Thursday, June 03, 2010

This Is What Abraham Lincoln's Memorial Said

Paul Goldberger, the architecture critic for the New Yorker, wrote a book last year (for the local book-makery) that I devoured on Tuesday, in between the end of the long weekend in Pittsburgh. (It was time for some much-enjoyed quiet time, first at Pamela's Diner in Oakland over coffee, then in a characterless reading room of the Carnegie Library, and finally in a couple of airports and planes.) I found it to be a great read, particularly since I love the arts but know next to nothing about architecture. Goldberger gives a fine introduction, not in a didactic way but by suggesting a bunch of avenues of approach when you think about architecture. And crucially for any writer about anything in the world, he constantly expresses both the excitement of appreciating his topic at hand, and he makes you immediately want to experience the tangible discussion pieces firsthand. (Good food writers do this and good music writers do this, in particular.)

He makes a particularly generous example of the Lincoln Memorial. Here's this completely familiar structure, which doesn't immediately suggest architectural daring, particularly for the early 1920s, when it was built. Goldberger:
The Lincoln Memorial ... is obviously a Greek temple in one sense, and in another it is not a Greek temple at all. The architect Henry Bacon created a masterwork that in many ways is as inventive and original as the modernist buildings created in Europe at the same time. ...

Bacon started with the Parthenon, yet he all but turned it inside out. The Lincoln Memorial is not a structure supported by columns, like a Greek temple, but more of a marble box surrounded by a colonnade. The walls are set inside, behind the columns, and they shoot straight up beyond them. The effect ... is of a classical coating applied to a brooding, almost primal geometric form. There is no attempt, then, to mimic the appearance of a real Greek temple; it is hard not to think that Bacon's real interest was to communicate the power of abstract form and the strength of silence. ...

To better balance the Capitol at the other end of the Mall, Bacon rotated his temple so that the long side served as the main facade and entrance, not the short end as at the Parthenon. He also eliminated the gabled attic present in real Greek temples ("attic" means Greek top), replacing it with a flat roof, rendering the building all the more abstract. ... The vocabulary of historical style can be used much more creatively than pure replication. In this case Bacon combined urbanistic concerns with scenographic ones to yield a building of startling grandeur and self-assurance.

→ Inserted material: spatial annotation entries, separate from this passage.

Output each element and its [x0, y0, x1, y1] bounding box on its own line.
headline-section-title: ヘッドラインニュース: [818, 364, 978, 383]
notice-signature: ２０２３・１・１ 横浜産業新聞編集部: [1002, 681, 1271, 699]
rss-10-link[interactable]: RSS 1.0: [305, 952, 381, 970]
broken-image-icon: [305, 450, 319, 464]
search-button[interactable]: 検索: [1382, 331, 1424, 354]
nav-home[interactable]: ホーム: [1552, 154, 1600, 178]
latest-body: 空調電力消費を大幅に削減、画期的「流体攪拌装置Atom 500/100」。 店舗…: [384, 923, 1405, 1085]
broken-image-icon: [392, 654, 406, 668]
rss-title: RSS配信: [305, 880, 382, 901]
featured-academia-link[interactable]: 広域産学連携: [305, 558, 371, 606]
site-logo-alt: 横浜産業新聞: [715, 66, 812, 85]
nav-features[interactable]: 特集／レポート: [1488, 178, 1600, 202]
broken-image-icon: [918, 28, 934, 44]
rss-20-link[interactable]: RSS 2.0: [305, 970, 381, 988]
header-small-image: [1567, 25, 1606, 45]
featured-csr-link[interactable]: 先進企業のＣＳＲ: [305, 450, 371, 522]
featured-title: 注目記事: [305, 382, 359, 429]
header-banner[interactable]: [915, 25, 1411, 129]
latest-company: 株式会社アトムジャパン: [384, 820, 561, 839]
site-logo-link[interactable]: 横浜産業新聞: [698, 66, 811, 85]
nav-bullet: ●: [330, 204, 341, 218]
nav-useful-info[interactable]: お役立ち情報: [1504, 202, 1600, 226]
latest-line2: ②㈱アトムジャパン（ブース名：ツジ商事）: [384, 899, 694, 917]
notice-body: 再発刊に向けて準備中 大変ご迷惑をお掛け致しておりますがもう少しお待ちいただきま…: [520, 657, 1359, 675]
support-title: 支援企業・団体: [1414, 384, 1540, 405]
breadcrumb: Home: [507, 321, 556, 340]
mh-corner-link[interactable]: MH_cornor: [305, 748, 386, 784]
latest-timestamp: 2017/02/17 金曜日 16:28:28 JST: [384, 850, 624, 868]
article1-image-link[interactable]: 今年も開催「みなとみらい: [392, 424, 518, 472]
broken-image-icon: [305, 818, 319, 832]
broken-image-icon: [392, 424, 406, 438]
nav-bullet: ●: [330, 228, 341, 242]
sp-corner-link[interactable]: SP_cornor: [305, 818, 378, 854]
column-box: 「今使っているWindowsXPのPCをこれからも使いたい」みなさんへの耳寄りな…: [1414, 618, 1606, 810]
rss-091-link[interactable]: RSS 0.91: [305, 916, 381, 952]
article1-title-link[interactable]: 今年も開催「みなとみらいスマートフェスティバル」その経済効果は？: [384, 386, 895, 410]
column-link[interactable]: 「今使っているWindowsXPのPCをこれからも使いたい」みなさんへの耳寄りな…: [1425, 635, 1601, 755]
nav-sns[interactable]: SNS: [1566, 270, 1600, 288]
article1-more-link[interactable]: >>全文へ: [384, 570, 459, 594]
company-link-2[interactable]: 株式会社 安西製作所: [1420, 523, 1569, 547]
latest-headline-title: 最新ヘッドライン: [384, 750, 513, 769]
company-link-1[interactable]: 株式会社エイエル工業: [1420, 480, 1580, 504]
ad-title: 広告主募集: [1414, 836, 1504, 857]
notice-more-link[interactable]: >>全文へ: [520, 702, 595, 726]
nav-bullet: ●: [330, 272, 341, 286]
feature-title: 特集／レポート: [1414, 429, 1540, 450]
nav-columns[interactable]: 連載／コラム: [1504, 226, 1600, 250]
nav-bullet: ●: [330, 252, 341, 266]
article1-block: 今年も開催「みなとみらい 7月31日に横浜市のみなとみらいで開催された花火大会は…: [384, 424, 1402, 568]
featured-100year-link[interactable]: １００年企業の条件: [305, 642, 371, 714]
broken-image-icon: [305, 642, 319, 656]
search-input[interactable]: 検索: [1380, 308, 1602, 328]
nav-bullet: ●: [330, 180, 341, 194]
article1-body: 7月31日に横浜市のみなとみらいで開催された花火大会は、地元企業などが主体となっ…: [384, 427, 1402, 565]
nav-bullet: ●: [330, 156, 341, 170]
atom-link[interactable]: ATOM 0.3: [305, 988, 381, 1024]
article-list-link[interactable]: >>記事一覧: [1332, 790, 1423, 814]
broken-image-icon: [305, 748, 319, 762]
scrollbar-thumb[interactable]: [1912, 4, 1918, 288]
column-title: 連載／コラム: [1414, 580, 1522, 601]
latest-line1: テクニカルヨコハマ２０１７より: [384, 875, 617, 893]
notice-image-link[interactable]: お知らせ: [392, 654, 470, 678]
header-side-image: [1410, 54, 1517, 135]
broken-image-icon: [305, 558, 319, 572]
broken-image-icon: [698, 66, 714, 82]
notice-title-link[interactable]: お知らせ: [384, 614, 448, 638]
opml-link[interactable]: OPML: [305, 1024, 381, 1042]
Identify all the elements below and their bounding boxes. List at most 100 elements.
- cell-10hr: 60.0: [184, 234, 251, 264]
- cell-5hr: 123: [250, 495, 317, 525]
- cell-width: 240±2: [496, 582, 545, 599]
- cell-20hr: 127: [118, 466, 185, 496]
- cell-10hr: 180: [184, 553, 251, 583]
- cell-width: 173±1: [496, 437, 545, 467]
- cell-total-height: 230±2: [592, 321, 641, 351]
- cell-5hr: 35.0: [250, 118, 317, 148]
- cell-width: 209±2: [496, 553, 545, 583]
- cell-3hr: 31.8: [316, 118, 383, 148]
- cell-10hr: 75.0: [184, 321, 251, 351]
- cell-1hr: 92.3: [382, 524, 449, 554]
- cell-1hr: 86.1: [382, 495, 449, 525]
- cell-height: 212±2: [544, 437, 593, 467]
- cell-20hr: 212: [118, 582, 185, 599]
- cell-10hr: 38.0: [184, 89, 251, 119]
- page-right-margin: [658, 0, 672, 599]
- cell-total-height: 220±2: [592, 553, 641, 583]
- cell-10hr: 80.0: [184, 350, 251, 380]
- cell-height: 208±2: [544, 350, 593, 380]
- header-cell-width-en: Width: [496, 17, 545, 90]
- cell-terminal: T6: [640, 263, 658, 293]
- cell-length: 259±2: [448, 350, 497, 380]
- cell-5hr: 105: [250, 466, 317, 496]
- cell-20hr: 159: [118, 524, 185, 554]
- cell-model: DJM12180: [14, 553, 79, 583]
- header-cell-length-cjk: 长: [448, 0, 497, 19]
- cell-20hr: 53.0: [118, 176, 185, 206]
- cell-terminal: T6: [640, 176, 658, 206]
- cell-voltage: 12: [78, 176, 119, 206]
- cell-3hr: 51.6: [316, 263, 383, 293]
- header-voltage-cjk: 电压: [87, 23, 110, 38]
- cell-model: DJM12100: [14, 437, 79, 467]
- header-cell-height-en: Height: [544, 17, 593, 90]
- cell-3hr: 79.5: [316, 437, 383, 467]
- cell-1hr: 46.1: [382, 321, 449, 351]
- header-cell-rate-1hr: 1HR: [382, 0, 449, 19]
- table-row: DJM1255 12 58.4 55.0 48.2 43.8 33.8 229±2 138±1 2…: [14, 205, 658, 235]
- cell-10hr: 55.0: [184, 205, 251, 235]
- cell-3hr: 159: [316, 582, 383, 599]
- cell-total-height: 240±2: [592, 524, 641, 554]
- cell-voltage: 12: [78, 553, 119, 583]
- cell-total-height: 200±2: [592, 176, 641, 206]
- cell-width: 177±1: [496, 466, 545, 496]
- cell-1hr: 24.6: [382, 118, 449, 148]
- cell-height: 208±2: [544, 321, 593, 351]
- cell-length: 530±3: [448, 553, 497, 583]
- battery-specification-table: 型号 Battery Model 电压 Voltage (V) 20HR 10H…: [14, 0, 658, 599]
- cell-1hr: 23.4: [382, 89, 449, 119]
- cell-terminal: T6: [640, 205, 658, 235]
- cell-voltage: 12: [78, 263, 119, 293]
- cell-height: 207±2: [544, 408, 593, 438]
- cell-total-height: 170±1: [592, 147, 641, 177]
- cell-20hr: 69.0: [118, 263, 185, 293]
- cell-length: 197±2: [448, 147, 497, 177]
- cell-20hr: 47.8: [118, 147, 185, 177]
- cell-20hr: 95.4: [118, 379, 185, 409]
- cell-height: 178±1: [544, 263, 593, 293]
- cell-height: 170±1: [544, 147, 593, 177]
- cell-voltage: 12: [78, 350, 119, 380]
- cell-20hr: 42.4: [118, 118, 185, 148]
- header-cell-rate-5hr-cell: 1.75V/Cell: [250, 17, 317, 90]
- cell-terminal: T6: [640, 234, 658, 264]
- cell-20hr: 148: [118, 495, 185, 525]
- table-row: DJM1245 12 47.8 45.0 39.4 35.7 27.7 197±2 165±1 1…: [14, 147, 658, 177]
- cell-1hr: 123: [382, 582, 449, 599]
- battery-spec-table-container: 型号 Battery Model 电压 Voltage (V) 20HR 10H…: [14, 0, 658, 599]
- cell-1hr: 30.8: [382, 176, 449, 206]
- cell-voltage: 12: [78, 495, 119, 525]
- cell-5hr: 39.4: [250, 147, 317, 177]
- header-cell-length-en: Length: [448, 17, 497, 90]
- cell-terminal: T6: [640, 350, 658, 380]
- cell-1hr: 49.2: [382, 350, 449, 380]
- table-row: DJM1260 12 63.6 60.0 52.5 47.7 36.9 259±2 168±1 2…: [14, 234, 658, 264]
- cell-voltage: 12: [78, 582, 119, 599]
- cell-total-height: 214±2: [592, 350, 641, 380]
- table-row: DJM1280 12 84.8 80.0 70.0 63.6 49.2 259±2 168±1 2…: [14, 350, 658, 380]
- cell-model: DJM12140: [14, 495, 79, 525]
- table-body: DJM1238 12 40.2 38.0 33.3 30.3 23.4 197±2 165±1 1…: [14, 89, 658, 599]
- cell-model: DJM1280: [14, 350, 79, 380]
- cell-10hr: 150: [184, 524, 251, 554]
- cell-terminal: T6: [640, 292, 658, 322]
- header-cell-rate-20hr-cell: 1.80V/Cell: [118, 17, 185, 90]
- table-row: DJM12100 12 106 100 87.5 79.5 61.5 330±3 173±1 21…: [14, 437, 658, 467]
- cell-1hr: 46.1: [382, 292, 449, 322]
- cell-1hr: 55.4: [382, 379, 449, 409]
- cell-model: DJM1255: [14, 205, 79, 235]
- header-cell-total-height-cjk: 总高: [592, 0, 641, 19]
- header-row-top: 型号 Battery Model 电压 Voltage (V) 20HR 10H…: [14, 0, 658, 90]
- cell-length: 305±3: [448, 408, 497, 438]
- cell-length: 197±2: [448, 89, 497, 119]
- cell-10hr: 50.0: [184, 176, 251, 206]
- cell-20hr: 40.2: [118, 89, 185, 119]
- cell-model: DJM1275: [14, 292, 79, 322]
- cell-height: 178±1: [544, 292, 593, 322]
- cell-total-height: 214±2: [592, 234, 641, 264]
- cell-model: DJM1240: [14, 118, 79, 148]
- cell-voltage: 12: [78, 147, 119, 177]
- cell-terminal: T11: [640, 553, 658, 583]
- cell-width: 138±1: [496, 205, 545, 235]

The picture of the Lincoln Memorial immediately "pops" for me after this -- the austere central box, the structurally separate columns solemnly clothing it. The perspective changes the gravity of the building and its experience in general. I'll have to see it again now, possibly (as Goldberger notes a couple of times) at night, when its contrasts are played up even more.

Goldberger also has very positive things to say about Yale's famed neo-gothic architecture, which I'd really written off in my mind by now as ridiculously pretentious (except for buildings containing particularly good carillons.) So I will need to look around with a more open mind again. Grudgingly, I may even try the same for Paul Rudolph's concrete eyesore of a School of Architecture building. The Ingalls Rink I've got plenty of existing enthusiasm for already.